An artificial intelligence system trained to track its own location evolved structures that are strikingly similar to mammalian brains, researchers say.
Researchers at DeepMind, Alphabet’s AI research arm, trained a complex digital neural network to track its position and direction as it scuttled through a simulated environment like a foraging lab rat, getting information about its changing velocity. That’s believed to roughly correspond to how mammals navigate in unfamiliar places and when it’s difficult to see, the researchers explain in a blog post.

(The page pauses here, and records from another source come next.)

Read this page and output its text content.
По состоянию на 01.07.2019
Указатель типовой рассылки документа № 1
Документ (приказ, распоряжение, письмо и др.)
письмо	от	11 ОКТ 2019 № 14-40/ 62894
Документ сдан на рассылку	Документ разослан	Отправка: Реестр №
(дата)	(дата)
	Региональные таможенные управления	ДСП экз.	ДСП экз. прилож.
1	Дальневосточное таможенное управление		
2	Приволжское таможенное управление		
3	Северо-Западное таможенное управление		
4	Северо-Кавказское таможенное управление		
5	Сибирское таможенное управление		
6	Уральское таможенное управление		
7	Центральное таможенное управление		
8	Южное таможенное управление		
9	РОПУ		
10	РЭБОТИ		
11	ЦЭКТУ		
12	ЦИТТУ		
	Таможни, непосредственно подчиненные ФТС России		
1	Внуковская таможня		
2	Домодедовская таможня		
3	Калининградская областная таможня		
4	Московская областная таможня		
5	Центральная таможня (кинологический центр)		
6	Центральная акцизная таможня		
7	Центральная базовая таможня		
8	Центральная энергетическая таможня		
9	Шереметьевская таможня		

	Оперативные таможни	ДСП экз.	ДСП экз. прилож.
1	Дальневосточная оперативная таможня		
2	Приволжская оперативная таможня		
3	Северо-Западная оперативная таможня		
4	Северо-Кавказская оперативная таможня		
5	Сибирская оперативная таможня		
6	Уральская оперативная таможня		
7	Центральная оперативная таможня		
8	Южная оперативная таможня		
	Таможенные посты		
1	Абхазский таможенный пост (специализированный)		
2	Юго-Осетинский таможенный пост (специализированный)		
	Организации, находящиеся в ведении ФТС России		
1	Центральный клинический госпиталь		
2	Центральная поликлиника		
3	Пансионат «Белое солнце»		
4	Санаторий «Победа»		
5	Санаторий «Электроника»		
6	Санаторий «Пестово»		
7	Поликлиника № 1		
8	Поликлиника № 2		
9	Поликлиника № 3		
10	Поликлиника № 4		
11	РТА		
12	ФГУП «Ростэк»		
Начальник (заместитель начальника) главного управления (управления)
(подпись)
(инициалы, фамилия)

As the system got better at tracking its changing speed to figure out where it ended up, the researchers found that parts of the neural network began to fire in honeycomb-like, hexagonal clusters, they write in a paper published in the prestigious journal Nature. That’s the same pattern found in neurons in real-life mammalian brains, where what are called “grid cells” organize themselves that way in an obscure structure called the entorhinal cortex believed to be critical for navigation. May-Britt Moser and Edvard I. Moser, a husband-and-wife research team, shared the 2014 Nobel Prize in physiology or medicine for discovering grid cells in mammals.
The DeepMind scientists integrated the location-tracking network, digital grid cells and all, into more complex neural network-powered bots they could train to navigate a virtual rat’s maze. Those bots were digitally dropped in at arbitrary locations in the maze and rewarded for finding their way to a fixed goal area, essentially the AI equivalent of a hunk of cheese.
“This agent performed at a super-human level, exceeding the ability of a professional game player, and exhibited the type of flexible navigation normally associated with animals, taking novel routes and shortcuts when they became available,” the researchers write.
When the scientists artificially muted the output of those grid cells, the bot had a harder time finding the goal. And when they replaced a part of the system indicating the grid cell output the last time the bot visited the goal with output from when it visited a random other part of the maze, the bot went instead to the random location.
“We believe our study constitutes an important step in understanding the fundamental computational purpose of grid cells in the brain and also highlights the benefits they afford to artificial agents,” they write. “The evidence provides compelling support for the theory that grid cells provide a Euclidean spatial framework–a concept of space–enabling vector-based navigation.”
The study also shows that artificial neural networks and AI systems can potentially be used to study the neurology of flesh-and-blood living things. While that was one of the early motivations for building artificial neural networks, it’s since taken a back seat to more immediate applications like speech recognition and image processing.
But as such techniques become more advanced, they could be useful to scientists probing the mysteries of the human brain–and possibly help avoid some of the ethical issues with experimenting on animals.
“In the future such networks may well provide a new way for scientists to conduct ‘experiments,’ suggesting new theories and even complementing some of the work that is currently conducted in animals,” the researchers write.